Plato, with Socrates and Aristotle, is the founder of the Western intellectual tradition. Like his mentor Socrates, he was essentially a practical philosopher who found the abstract theory and visionary schemes of many contemporary thinkers misguided and sterile. He was born about 429 BCE in Athens, the son of a prominent family that had long been involved in the city's politics.

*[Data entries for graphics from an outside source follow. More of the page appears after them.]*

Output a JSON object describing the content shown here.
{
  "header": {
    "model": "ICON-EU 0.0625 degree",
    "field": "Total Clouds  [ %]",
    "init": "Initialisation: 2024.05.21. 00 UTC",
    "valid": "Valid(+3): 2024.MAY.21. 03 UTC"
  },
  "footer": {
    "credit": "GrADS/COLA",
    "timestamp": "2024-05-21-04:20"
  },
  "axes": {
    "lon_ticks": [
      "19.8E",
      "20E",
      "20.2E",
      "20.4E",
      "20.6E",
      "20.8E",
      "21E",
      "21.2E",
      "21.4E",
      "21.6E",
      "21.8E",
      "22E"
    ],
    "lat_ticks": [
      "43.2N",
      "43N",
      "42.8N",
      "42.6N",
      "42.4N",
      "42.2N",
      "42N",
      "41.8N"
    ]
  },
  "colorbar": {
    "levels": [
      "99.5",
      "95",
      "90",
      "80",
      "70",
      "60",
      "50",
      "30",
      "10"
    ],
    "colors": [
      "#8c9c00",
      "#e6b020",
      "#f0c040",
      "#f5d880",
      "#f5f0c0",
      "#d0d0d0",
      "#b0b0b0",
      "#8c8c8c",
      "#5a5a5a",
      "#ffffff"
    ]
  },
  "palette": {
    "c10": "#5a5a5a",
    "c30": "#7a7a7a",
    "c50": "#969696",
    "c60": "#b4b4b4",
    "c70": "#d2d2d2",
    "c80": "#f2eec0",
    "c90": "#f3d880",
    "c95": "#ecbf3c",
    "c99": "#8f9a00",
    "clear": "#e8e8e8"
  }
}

Extremely little survives of the history of Plato's youth, but he was raised in the shadow of the great Peloponnesian War, and its influence must have caused him to reject the political career open to him and to become a follower of the brilliantly unorthodox Socrates, the self-proclaimed "gadfly" of Athens.Socrates' death in 399 BCE turned Plato forever from politics, and in the next decade he wrote his first dialogues, among them Apology and Euthyphro. At age 40, Plato visited Italy and Syracuse, and upon his return he founded the Academy-Europe's first university--in a sacred park on the outskirts of Athens. The Academy survived for a millennium, finally closed by the emperor Justinian in 529. Plato hoped his school would train its pupils to carry out a life of service and to investigate questions of science and mathematics. Plato's old age was probably devoted to teaching and writing, he died in Athens in 348 BCE.

Benjamin Jowett (1817-1893) was an English classical scholar, theologian, and translator. At the University of Oxford, he was the prestigious Regius Professor of Greek and master of Balliol College. Jowett had a reputation of being a great tutor and is now best remembered for his translations of Plato and Thucydides.